On many full-blown OS's currently in use, we use netstat to see what is going on under the hood. So from inside out, we can use netstat, like

Linux: netstat -tnl
Windows: netstat -p tcp -a -n

and these will list the ports that are listening. With some other options, like -b for Windows or -p for Linux, we might even get the process that is handling those. So if your code was running on Linux, I would expect to see your process listed for what is listening on port 502 on my machine. But you have a common issue, as we usually do with embedded systems: no shell, and so no netstat. So only way to determine what is listening is from the outside in, with a port scanner. This is easier than it sounds - with embedded systems that are poorly designed, the very act of scanning the system can cause crashes and other issues giving no, or worse, false positive/negative results. It can also be problematic determining what is running or listening on that port from the outside. If it is a webserver or ftp server (for example; smtp as well) it might identify itself. For an industrial protocol server, forget it. You may be able to determine what is under the hood by specific behavior, but it can be tough.
 
Thank you for you help Robert!

I will wait for the wired shield and test it with that. I think you have pinpointed the problem to the creation of the socket.
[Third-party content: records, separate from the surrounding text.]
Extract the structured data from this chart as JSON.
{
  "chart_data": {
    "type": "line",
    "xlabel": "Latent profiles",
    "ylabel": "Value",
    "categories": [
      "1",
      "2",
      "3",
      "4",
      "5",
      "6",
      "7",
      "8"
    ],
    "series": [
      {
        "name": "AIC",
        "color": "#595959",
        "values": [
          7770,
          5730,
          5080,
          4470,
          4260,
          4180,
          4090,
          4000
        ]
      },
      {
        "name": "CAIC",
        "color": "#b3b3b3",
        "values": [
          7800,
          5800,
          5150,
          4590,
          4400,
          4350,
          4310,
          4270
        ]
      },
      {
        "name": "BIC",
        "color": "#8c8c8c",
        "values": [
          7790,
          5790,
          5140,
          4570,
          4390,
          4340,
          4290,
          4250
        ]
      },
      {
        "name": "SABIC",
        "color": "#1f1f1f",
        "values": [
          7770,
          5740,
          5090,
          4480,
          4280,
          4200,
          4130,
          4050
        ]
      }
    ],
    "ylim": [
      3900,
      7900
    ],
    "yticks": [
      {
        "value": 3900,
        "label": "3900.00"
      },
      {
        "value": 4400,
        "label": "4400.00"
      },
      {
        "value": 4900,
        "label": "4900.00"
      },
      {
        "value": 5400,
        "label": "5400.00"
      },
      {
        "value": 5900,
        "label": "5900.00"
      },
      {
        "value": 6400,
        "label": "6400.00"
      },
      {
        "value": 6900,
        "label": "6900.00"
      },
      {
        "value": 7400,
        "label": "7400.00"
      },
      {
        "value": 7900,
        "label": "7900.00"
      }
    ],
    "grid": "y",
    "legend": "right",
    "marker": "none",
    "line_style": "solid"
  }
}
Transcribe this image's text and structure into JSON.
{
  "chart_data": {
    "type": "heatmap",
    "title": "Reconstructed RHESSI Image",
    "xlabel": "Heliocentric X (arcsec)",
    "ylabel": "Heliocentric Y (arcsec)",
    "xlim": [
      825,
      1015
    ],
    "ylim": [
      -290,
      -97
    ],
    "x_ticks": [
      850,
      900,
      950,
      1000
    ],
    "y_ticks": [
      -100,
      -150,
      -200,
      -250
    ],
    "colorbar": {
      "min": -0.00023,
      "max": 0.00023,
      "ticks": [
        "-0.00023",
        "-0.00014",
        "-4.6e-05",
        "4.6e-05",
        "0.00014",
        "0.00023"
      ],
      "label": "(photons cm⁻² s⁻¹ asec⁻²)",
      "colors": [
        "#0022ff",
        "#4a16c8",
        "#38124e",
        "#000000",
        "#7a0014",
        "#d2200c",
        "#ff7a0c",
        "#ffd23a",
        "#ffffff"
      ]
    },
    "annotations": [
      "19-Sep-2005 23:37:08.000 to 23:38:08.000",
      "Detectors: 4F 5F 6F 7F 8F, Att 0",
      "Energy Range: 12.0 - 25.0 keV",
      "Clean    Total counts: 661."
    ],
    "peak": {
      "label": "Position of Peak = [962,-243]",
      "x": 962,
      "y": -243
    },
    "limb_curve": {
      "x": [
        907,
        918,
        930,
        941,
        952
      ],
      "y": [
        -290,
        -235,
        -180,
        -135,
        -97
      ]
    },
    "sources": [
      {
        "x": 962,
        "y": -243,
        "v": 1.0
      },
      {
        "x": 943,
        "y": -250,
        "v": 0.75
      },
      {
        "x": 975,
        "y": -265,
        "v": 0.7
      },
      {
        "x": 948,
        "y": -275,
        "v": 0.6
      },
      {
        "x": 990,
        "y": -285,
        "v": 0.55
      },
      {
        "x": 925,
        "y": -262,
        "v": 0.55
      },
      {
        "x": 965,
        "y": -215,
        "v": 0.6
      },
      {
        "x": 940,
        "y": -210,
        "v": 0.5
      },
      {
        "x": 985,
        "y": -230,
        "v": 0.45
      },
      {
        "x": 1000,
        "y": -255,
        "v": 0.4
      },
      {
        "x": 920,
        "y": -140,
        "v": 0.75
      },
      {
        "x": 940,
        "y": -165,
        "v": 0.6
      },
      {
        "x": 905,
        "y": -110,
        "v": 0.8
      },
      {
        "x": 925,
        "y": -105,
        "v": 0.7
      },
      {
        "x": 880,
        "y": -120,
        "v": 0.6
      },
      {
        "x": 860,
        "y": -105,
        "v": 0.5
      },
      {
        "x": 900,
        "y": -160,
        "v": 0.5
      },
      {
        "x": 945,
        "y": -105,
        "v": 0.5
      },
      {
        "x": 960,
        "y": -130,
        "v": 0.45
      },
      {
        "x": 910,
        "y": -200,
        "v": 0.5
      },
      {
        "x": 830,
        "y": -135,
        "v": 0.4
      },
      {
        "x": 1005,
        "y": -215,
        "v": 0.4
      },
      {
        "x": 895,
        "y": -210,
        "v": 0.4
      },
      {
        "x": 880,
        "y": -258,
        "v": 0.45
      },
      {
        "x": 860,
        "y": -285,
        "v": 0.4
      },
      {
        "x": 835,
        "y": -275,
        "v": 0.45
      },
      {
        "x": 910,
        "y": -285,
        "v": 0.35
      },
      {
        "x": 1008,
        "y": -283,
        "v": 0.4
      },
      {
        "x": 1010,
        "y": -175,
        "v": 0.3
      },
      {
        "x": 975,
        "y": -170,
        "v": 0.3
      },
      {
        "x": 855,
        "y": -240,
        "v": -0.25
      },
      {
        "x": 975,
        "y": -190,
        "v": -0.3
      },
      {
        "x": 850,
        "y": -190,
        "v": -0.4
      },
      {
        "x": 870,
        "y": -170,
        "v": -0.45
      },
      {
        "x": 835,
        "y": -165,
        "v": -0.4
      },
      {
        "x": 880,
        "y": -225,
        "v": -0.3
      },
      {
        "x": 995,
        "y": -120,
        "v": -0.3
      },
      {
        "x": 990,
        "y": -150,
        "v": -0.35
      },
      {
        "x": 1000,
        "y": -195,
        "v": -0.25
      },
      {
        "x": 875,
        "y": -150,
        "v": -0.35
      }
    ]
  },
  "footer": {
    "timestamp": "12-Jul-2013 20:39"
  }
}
Thanks again all, I really appreciate all the help!
 
WE DID IT!!!

I added the following lines to the library and it started working! You guys were right!!!

if (first == LOW)
{
MbServer.begin();
Serial.println("MbServer Begin");
first = HIGH;
}

Thank you so much for all your help, wouldn't have known where to look otherwise!
 
If you get some "play time", I would be very interested to know if AdvancedHMI works on your setup. AdvancedHMI has a ModbusTCP driver and has been tested on the Pi using Mono. These are the details on getting it to work:

http://advancedhmi.com/forum/index.php?topic=666.0

The question was asked once whether AdvancedHMI could be used with CodeSys on the Raspberry Pi, but I wasn't sure if CodeSys supported being a ModbusTCP server to allow AdvancedHMI to read registers.